We often see how criminals enter into a conspiracy to commit evil.  Frequently when one of them is caught, he implicates everyone else.  And the one who snitches on everyone is the very person who initiated the idea of committing the crime in the first place.

 

Evil is never willing to accept responsibility for its own actions.  It is constantly seeking someone else to dump blame upon or someone else to charge with the responsibility for its own evil deeds and wickedness.  Evil is full of reasons and excuses for its misdeeds.  It is constantly pointing to others as the source of its mischief and detestable behavior.  We hear all the time:  “If it was not for my wife, I would not have acted wrongly.”  Or, “It was my parents!” Or, “It was my brother, or my sister, or my homeboys, or my cousin who caused me to stray.”  Yet Islam is a religion of personal accountability.  We are all responsible for our own deeds. If anyone commits an iota of evil, he is responsible; and if anyone produces an iota of good, he is responsible:  And both evil and good will be recompensed according to the intention behind them.

 

The woman attempted to deflect or to throw off the blame for her evil designs onto the sublime and illustrious personage of Yusuf.  But Yusuf was blameless, Yusuf was innocent.  And Allah caused his innocence to be made manifest.

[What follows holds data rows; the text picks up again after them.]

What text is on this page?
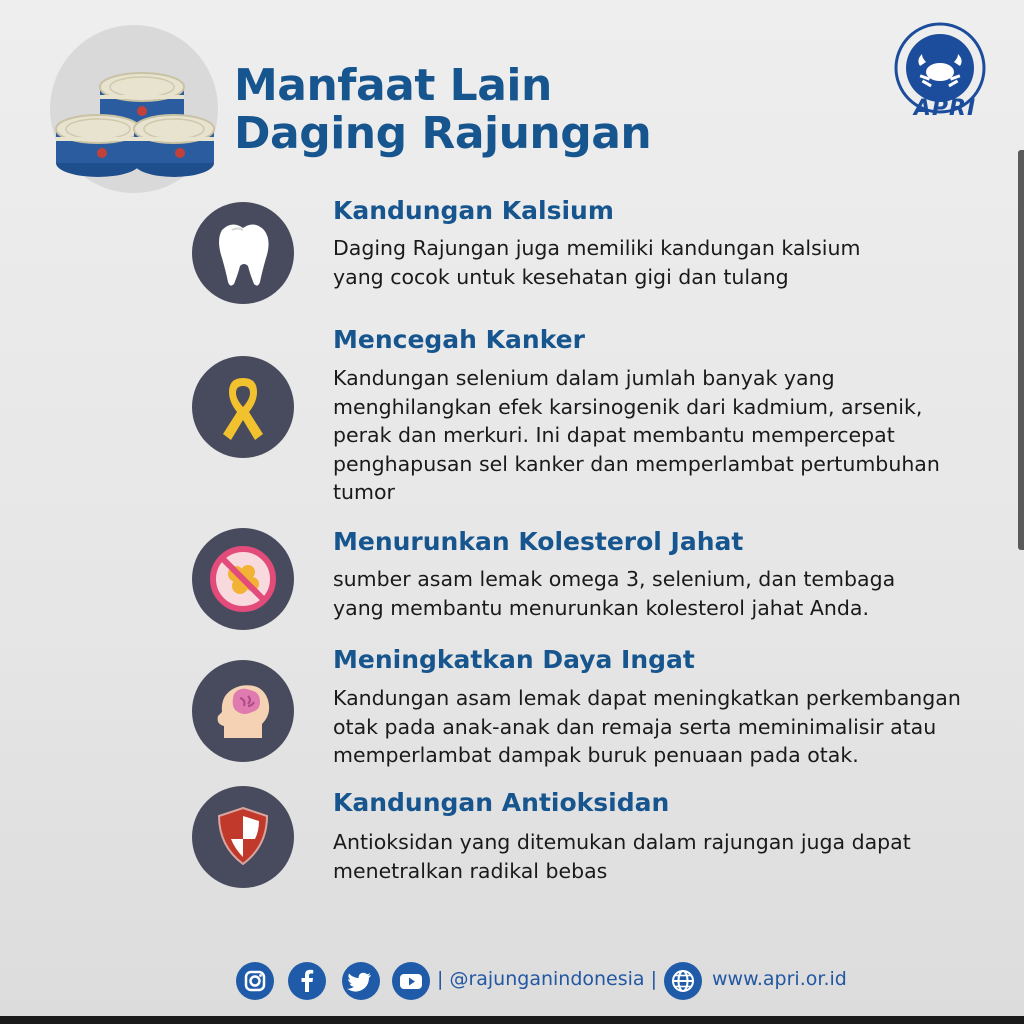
Manfaat Lain
Daging Rajungan	APRI
Kandungan Kalsium

Daging Rajungan juga memiliki kandungan kalsium yang cocok untuk kesehatan gigi dan tulang

Mencegah Kanker

Kandungan selenium dalam jumlah banyak yang menghilangkan efek karsinogenik dari kadmium, arsenik, perak dan merkuri. Ini dapat membantu mempercepat penghapusan sel kanker dan memperlambat pertumbuhan tumor

Menurunkan Kolesterol Jahat

sumber asam lemak omega 3, selenium, dan tembaga yang membantu menurunkan kolesterol jahat Anda.

Meningkatkan Daya Ingat

Kandungan asam lemak dapat meningkatkan perkembangan otak pada anak-anak dan remaja serta meminimalisir atau memperlambat dampak buruk penuaan pada otak.

Kandungan Antioksidan

Antioksidan yang ditemukan dalam rajungan juga dapat menetralkan radikal bebas

| @rajunganindonesia |	www.apri.or.id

In ayah 26, we read:  “He {Yusuf} said:  ‘It was she that sought to seduce me from my true self.’  And one of her household saw this, and bore witness {thus}:  ‘If it be that his shirt is torn from the front, then her tale is true, and he is a liar!  But if it be that his shirt is torn from the back, then she is the liar, and he is telling the truth!’”

 

And in ayah 27:  “So when he saw his shirt - that it was torn from the back - her husband said:  ‘Behold! It is the snare of you women! Truly mighty is your snare!’”  The women of the city were involved in malicious gossip concerning the behavior of the Aziz's wife, “How could she, a woman of her breeding and her station, throw herself at Yusuf, a mere slave?”  So she invited them to her house under the ruse of helping her to prepare a meal, but her real purpose was to show them how handsome and desirable Yusuf was in person.  While they were in the kitchen, she called for Yusuf.  When they saw him they exclaimed, while simultaneously cutting their hands with amazement:  “This is no mortal - this is none other than an angel.”  And the Aziz's wife said:  “There before you is the man about whom ye did blame me!  I did seek to seduce him from his {true} self, but he did firmly save himself guiltless!...and now, if he doth not my bidding he shall certainly cast into prison, and what is more, be in the company of the vilest!”  “And Yusuf said:  O my Lord! The prison is more to my liking than that to which they invite me. Unless thou turn away their snare from me I should [in my youthful folly] feel inclined towards them, and join the ranks of the ignorant.  So his Lord heard him [in his prayer] and turned away from them their snare: verily He heareth and knoweth all things.”

 

Yusuf was imprisoned, but Allah's plan for him was far greater than prison walls.  Eventually, he was released and he became one of the most powerful men in Egypt, and he maintained this position with truth, righteousness, and faith in Allah.

 

Yusuf, by turning away from the lustful advance of the women, taught them a valuable lesson about true love, which must be based in spirituality; and he taught them an important lesson [by example] about righteousness.  In that, a few of the women were moved by Yusuf's perseverance, virtue, and faith which caused them to reconsider their blind amorous sensuality.  Allah reveals to us in ayah 56:  “Thus did We give established power to Yusuf in the land to take possession therein as, when, or where he pleased.  We bestow of our Mercy on whom We please, and We suffer not to be lost the reward of those who do good.”